Last week, I started a series on Yoga For Everyone. Yoga is a physical practice that can be used for a wide range of applications. Some find the practice intensely spiritual. Others use it strictly for physical fitness or physical therapy. Many engage in the practice somewhere in the middle of the continuum.
Yoga on the Ridge takes a therapeutic approach to Yoga. The owner, Theresa Conroy, is a Yoga Therapist who is doing some really progressive things with it. Most notably, she has the first and (as far as we can find) only class in the Philadelphia area for Parkinson’s patients.
Pairing Yoga with Parkinson’s is an innovative practice but is proving to be a powerful tool. “Because Parkinson’s is a movement disorder, the mindfulness of Yoga helps the brain re-learn as the dopamine neurotransmitters are dying off” Theresa explains.
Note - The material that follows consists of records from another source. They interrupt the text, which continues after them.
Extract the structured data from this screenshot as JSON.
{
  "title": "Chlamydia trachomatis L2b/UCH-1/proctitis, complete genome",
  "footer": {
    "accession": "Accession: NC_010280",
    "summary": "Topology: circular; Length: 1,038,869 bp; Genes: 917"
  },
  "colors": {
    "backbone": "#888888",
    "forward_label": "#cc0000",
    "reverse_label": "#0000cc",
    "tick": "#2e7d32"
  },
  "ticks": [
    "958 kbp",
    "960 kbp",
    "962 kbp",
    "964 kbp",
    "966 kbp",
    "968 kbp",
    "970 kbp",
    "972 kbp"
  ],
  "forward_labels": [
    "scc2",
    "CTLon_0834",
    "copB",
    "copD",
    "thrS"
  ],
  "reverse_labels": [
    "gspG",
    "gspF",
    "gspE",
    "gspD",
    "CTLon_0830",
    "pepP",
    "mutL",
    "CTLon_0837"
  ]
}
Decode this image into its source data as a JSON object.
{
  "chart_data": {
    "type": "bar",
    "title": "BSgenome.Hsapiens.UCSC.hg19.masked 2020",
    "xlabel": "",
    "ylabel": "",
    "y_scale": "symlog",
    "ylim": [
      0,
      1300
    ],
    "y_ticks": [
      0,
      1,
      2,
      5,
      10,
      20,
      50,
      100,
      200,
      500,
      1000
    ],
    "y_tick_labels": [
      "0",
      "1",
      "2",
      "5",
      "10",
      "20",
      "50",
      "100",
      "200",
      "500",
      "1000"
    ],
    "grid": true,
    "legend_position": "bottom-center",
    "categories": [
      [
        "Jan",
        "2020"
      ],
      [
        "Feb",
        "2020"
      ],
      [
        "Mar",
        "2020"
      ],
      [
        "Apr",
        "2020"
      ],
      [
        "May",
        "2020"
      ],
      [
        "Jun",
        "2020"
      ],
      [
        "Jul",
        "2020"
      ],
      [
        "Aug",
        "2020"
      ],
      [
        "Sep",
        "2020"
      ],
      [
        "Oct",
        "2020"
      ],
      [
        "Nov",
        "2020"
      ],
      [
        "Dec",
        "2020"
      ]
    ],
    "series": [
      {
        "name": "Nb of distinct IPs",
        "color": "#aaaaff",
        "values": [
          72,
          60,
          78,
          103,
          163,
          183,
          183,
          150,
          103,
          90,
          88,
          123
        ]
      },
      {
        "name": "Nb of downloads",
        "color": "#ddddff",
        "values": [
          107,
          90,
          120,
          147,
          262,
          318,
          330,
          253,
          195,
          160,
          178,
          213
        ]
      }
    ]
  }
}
Though formal, clinical studies have not yet been conducted, Theresa has worked with Parkinson’s patients for five years now, and has seen “tremendous results."
For decades, Parkinson’s patients were often told not to move, or were afraid to move for fear of the shaking. The typical progression was one of confinement and deterioration. But now doctors are discovering that exercise is beneficial for Parkinson’s patients. And, since yoga has techniques that teach people to focus their minds as they control the body, it is an especially empowering form of exercise for Parkinson's patients.
The class takes specific yoga asanas (poses) that are simple but have profound results. Some focus on the limbs, others on the core. One yoga technique for strengthening the abdomen, also helps to strengthen the pelvic floor. Parkinson’s can effect bladder control, so engaging in this exercise can help clients have better control in that area – which can greatly improve quality of life!
I visited Theresa’s class and spoke with one of the participants. He said that involvement with this class has changed his life. He has seen great improvements in his posture, his ability to control his body, and his overall quality of life. Throughout his week he will have “moments when I think, ‘What would Theresa tell me to do now?’ Then, I know what to do and can successfully get through the moment instead of being afraid.”
Theresa explains that depression often accompanies Parkinson’s disease. She is not sure if Parkinson’s depression is a result of the disease itself since it decreases dopamine production which, among other things, is a feel good hormone. Or if it comes as a response to the disease as a person's quality of life declines. People are often afraid of the judgment or the embarrassment that comes with shaking or muscle spasms or vocal degeneration. Many remove themselves from social settings and become progressively more isolated. Loss of independence and social interaction can both be large factors contributing to depression.
Yoga empowers people to regain independence and enter social settings with more confidence. “Within one hour, some people have results where they go from hunched over and shuffling to standing straight and walking,” Theresa explains. When they experience these kind of results, it can help bring joy into their lives to replace some of the depression. Yoga may also have some effect on the production of dopamine, since dopamine production can be increased with exercise and has been seen to increase with things like prayer and meditation. Though this is merely a hypothesis, it may be one worth following up on.
Meanwhile, for those who suffer from Parkinson’s, I highly suggest checking out Theresa’s class. She has worked with some patients for up to five years who have not had any progression in the symptoms of the disease – and that is a big deal. She also takes one-on-one clients.
This is not a one-and-done medicine. Rather, it is an ongoing practice that empowers people to live a better life. The weekly class time is like physical therapy that clients can continue to practice on their own through the week. Coming back to class the following week reinforces techniques, gives encouragement that comes when people who share an affliction can receive from each other.